Sai Raman is the Founder and CEO at CogniSure AI, an AI platform that helps carriers automate the submission intake process using AI. Sai was interviewed by Matt Workman, Senior Client Partner at Persistent Systems.
Sai, what do you see as the fundamental problem of submission intake?
"PropertyCasualty360 estimates that the insurance industry processes around one hundred million submissions, involving brokers, wholesalers and carriers. With approximately 10 attachments per submission, that adds up to over a billion documents. The challenge with submission intake lies in the overload of non-standardized documents, primarily in PDF and Excel formats. There are numerous variations, and when it comes to loss runs, each carrier has its unique definitions.
The most significant challenge is that brokers spend considerable time preparing submissions, while carriers must manually enter and analyze these unstandardized documents when evaluating risks. This time-consuming process results in lost business opportunities and inaccurate pricing."
What do you envision for the future of data in the insurance marketplace? What is your ideal scenario for gathering risk data?
"Ideally, we should establish a universal risk-submission-level dataset. We need a platform or data layer that all stakeholders, including insured parties, brokers and carriers, can adopt. They should be able to view exposure, coverage and claim data through a unified framework. While such a framework doesn't exist yet, it represents the 'holy grail' of achieving a consistent risk dataset. Companies like Google have made attempts, but their progress remains uncertain.
Progress is being made as we've started developing a universal submission-level dataset called 'submission 360,' accessible to insured parties, brokers and underwriters. The biggest challenge has been extracting data from documents and normalizing it into a standardized format. With technology advancements, I anticipate the emergence of a universal risk-level dataset for the entire insurance value chain.
In some parts of the world, governments provide and own the dataset, which regulatory bodies could potentially replicate.

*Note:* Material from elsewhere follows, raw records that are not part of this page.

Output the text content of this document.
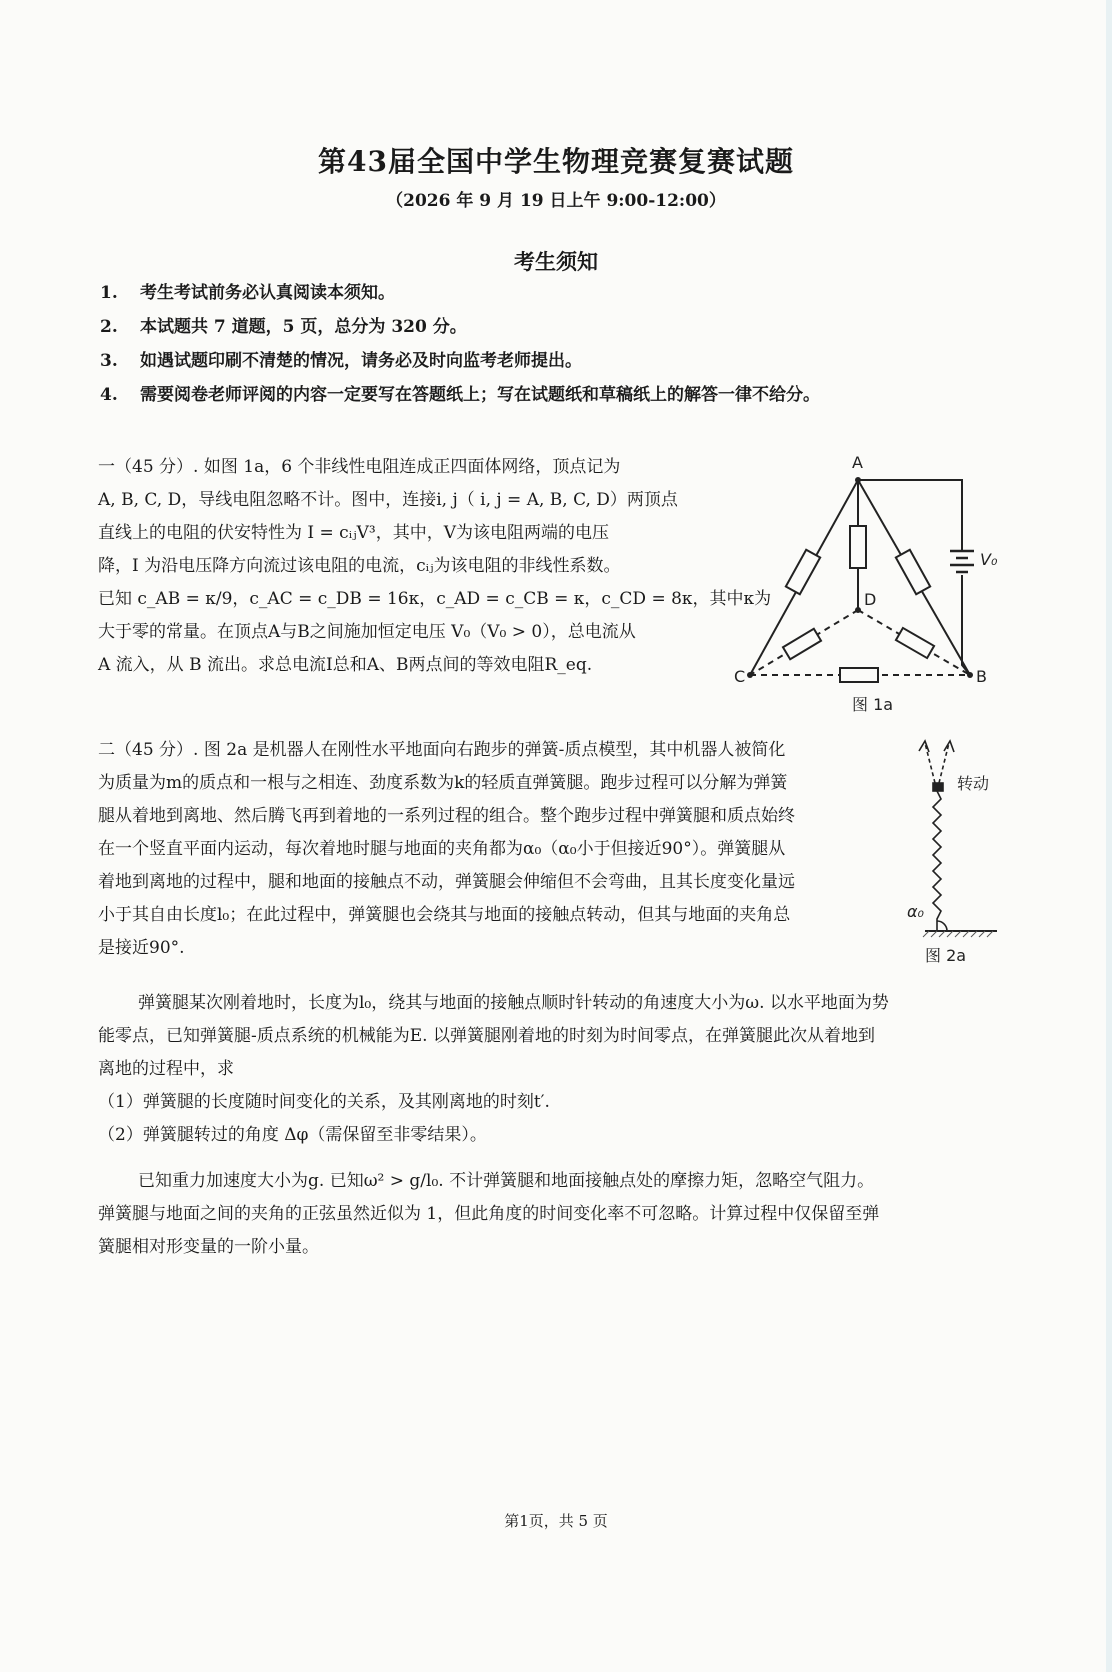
第43届全国中学生物理竞赛复赛试题
（2026 年 9 月 19 日上午 9:00-12:00）
考生须知
1. 考生考试前务必认真阅读本须知。
2. 本试题共 7 道题，5 页，总分为 320 分。
3. 如遇试题印刷不清楚的情况，请务必及时向监考老师提出。
4. 需要阅卷老师评阅的内容一定要写在答题纸上；写在试题纸和草稿纸上的解答一律不给分。
一（45 分）. 如图 1a，6 个非线性电阻连成正四面体网络，顶点记为
A, B, C, D，导线电阻忽略不计。图中，连接i, j（ i, j = A, B, C, D）两顶点
直线上的电阻的伏安特性为 I = cᵢⱼV³，其中，V为该电阻两端的电压
降，I 为沿电压降方向流过该电阻的电流，cᵢⱼ为该电阻的非线性系数。
已知 c_AB = κ/9，c_AC = c_DB = 16κ，c_AD = c_CB = κ，c_CD = 8κ，其中κ为
大于零的常量。在顶点A与B之间施加恒定电压 V₀（V₀ > 0），总电流从
A 流入，从 B 流出。求总电流I总和A、B两点间的等效电阻R_eq.
A
C	B
D
V₀
图 1a
二（45 分）. 图 2a 是机器人在刚性水平地面向右跑步的弹簧-质点模型，其中机器人被简化
为质量为m的质点和一根与之相连、劲度系数为k的轻质直弹簧腿。跑步过程可以分解为弹簧
腿从着地到离地、然后腾飞再到着地的一系列过程的组合。整个跑步过程中弹簧腿和质点始终
在一个竖直平面内运动，每次着地时腿与地面的夹角都为α₀（α₀小于但接近90°）。弹簧腿从
着地到离地的过程中，腿和地面的接触点不动，弹簧腿会伸缩但不会弯曲，且其长度变化量远
小于其自由长度l₀；在此过程中，弹簧腿也会绕其与地面的接触点转动，但其与地面的夹角总
是接近90°.
转动
α₀
图 2a
弹簧腿某次刚着地时，长度为l₀，绕其与地面的接触点顺时针转动的角速度大小为ω. 以水平地面为势
能零点，已知弹簧腿-质点系统的机械能为E. 以弹簧腿刚着地的时刻为时间零点，在弹簧腿此次从着地到
离地的过程中，求
（1）弹簧腿的长度随时间变化的关系，及其刚离地的时刻t′.
（2）弹簧腿转过的角度 Δφ（需保留至非零结果）。
已知重力加速度大小为g. 已知ω² > g/l₀. 不计弹簧腿和地面接触点处的摩擦力矩，忽略空气阻力。
弹簧腿与地面之间的夹角的正弦虽然近似为 1，但此角度的时间变化率不可忽略。计算过程中仅保留至弹
簧腿相对形变量的一阶小量。
第1页，共 5 页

While this may be less likely in the United States, it's working in other regions."
How do you propose creating efficiencies in this space, and why has this problem not been solved?

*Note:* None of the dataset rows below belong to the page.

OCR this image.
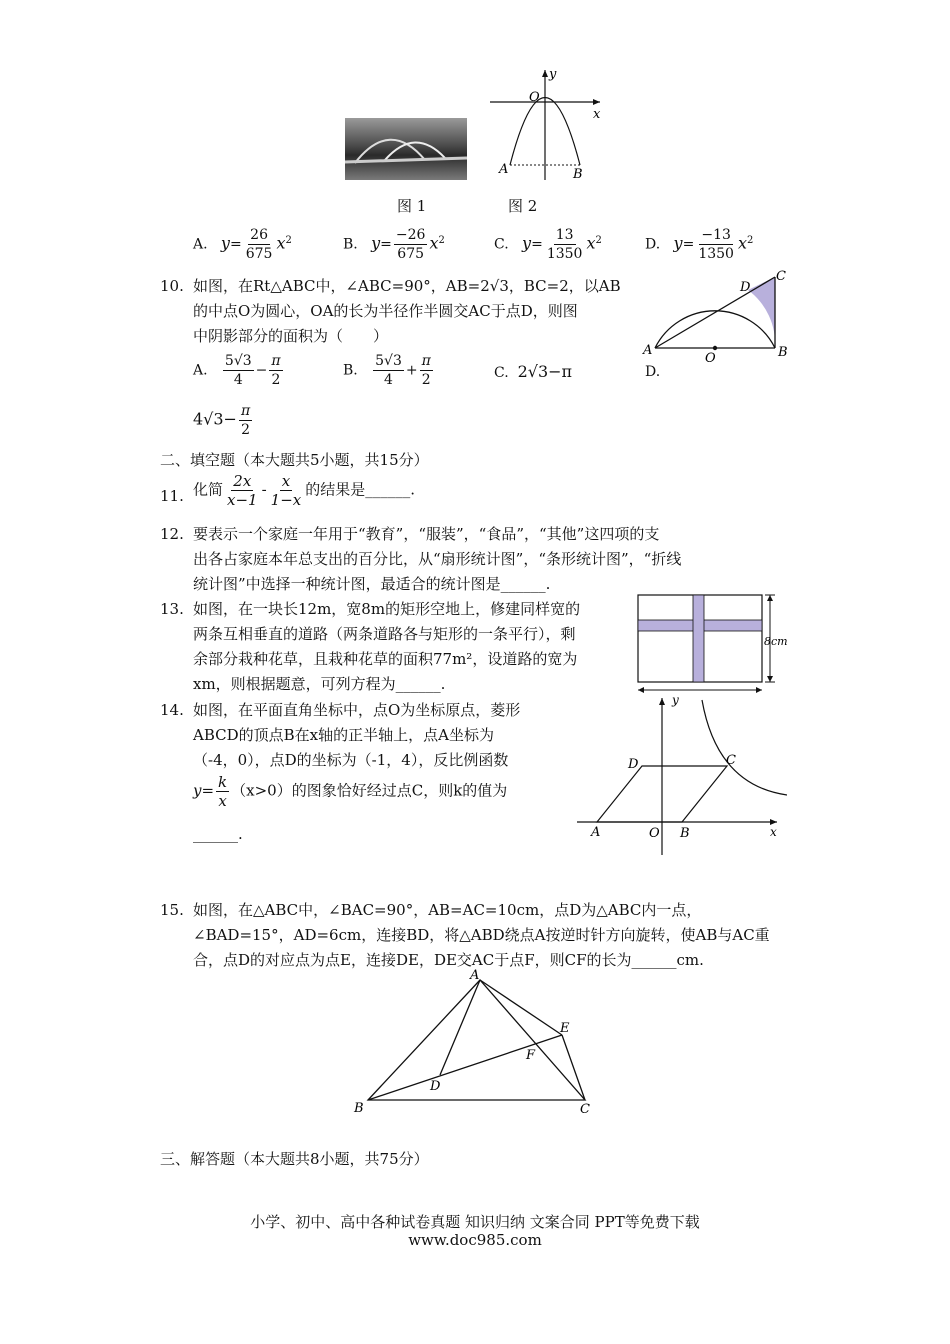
x
y
O
A	B
图 1	图 2
A. $y= \frac{26}{675} x^2$	B. $y= \frac{-26}{675} x^2$	C. $y= \frac{13}{1350} x^2$	D. $y= \frac{-13}{1350} x^2$
10. 如图，在Rt△ABC中，∠ABC=90°，AB=2√3，BC=2，以AB
的中点O为圆心，OA的长为半径作半圆交AC于点D，则图
中阴影部分的面积为（　　）
A	B
C
D
O
A. $\frac{5√3}{4} - \frac{\pi}{2}$	B. $\frac{5√3}{4} + \frac{\pi}{2}$	C. 2√3−π	D.
$4√3- \frac{\pi}{2}$
二、填空题（本大题共5小题，共15分）
11. 化简 $\frac{2x}{x-1} - \frac{x}{1-x}$ 的结果是______.
12. 要表示一个家庭一年用于“教育”，“服装”，“食品”，“其他”这四项的支
出各占家庭本年总支出的百分比，从“扇形统计图”，“条形统计图”，“折线
统计图”中选择一种统计图，最适合的统计图是______.
13. 如图，在一块长12m，宽8m的矩形空地上，修建同样宽的
两条互相垂直的道路（两条道路各与矩形的一条平行），剩
余部分栽种花草，且栽种花草的面积77m²，设道路的宽为
xm，则根据题意，可列方程为______.
8cm
14. 如图，在平面直角坐标中，点O为坐标原点，菱形
ABCD的顶点B在x轴的正半轴上，点A坐标为
（-4，0），点D的坐标为（-1，4），反比例函数
$y= \frac{k}{x} (x>0)$的图象恰好经过点C，则k的值为
______.	A	O B
C
D
x
y
15. 如图，在△ABC中，∠BAC=90°，AB=AC=10cm，点D为△ABC内一点，
∠BAD=15°，AD=6cm，连接BD，将△ABD绕点A按逆时针方向旋转，使AB与AC重
合，点D的对应点为点E，连接DE，DE交AC于点F，则CF的长为______cm.
A
B	C
D
E
F
三、解答题（本大题共8小题，共75分）
小学、初中、高中各种试卷真题 知识归纳 文案合同 PPT等免费下载
www.doc985.com
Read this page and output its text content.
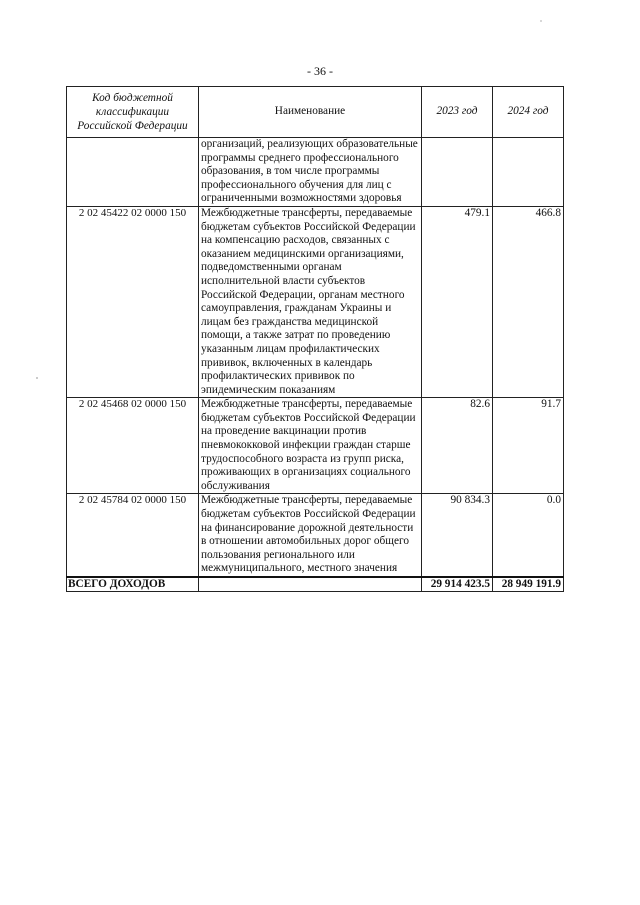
- 36 -
Код бюджетной классификации Российской Федерации	Наименование	2023 год	2024 год
	организаций, реализующих образовательные программы среднего профессионального образования, в том числе программы профессионального обучения для лиц с ограниченными возможностями здоровья		
2 02 45422 02 0000 150	Межбюджетные трансферты, передаваемые бюджетам субъектов Российской Федерации на компенсацию расходов, связанных с оказанием медицинскими организациями, подведомственными органам исполнительной власти субъектов Российской Федерации, органам местного самоуправления, гражданам Украины и лицам без гражданства медицинской помощи, а также затрат по проведению указанным лицам профилактических прививок, включенных в календарь профилактических прививок по эпидемическим показаниям	479.1	466.8
2 02 45468 02 0000 150	Межбюджетные трансферты, передаваемые бюджетам субъектов Российской Федерации на проведение вакцинации против пневмококковой инфекции граждан старше трудоспособного возраста из групп риска, проживающих в организациях социального обслуживания	82.6	91.7
2 02 45784 02 0000 150	Межбюджетные трансферты, передаваемые бюджетам субъектов Российской Федерации на финансирование дорожной деятельности в отношении автомобильных дорог общего пользования регионального или межмуниципального, местного значения	90 834.3	0.0
ВСЕГО ДОХОДОВ		29 914 423.5	28 949 191.9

"This problem persists due to the continuously evolving nature of risk associated with individuals and businesses. Regulatory bodies are hesitant to define standards for underwriting risk, and insurance carriers consider data their proprietary asset, limiting collaboration with brokers for competitive quoting.
To create efficiencies, both brokers and carriers should transition from email submissions to digital submissions. Brokers need a comprehensive “Customer 360” view of customer data, including exposure and claim details.
The adoption of APIs between carriers and brokers is gaining momentum, though it will take time. We are moving in the right direction."
What can help overcome the obstacles to solving this problem?
"Technological advancements over the last decade have opened opportunities for insurtech companies to convert unstructured documents into structured data. This is a chance for brokers and carriers to reduce manual work through insurtech solutions. Brokers and carriers frequently handle various submission documents (e.g., applications, SOV, schedules, and loss runs) in PDF and Excel formats, which technology can transform into valuable insights within minutes.
Another significant obstacle is integrating insurtech solutions into the complex landscape of carrier systems. Carriers and brokers may be reluctant to change their processes to leverage insurtech solutions. It's essential for insurtech providers to demonstrate how their solutions can complement existing processes and systems, delivering value."
How has the emergence of Large Language Models (LLMs) changed risk evaluation?
"LLMs are exceptionally powerful tools. We conducted a capstone project at MIT to explore their potential for processing complex insurance industry documents. LLMs, trained in natural language processing on extensive texts, offer significant potential. However, they may not fully grasp intricate insurance jargon. For instance, while they can recognize a claim type like 'medical,' they might not understand that Travelers’ loss runs represent this as a two-digit code under the 'File Prefix' field.
Fine-tuning LLMs for insurance jargon demands substantial effort and time, and many insurtech companies are investing in this to create 'Insurance GPT.' Additionally, insurance carriers are cautious about sharing their enterprise data with open AI algorithms. Hence, creating a trust layer where data is masked or encrypted before using LLMs is crucial. There are many unanswered questions, but the potential of AI in this field is enormous."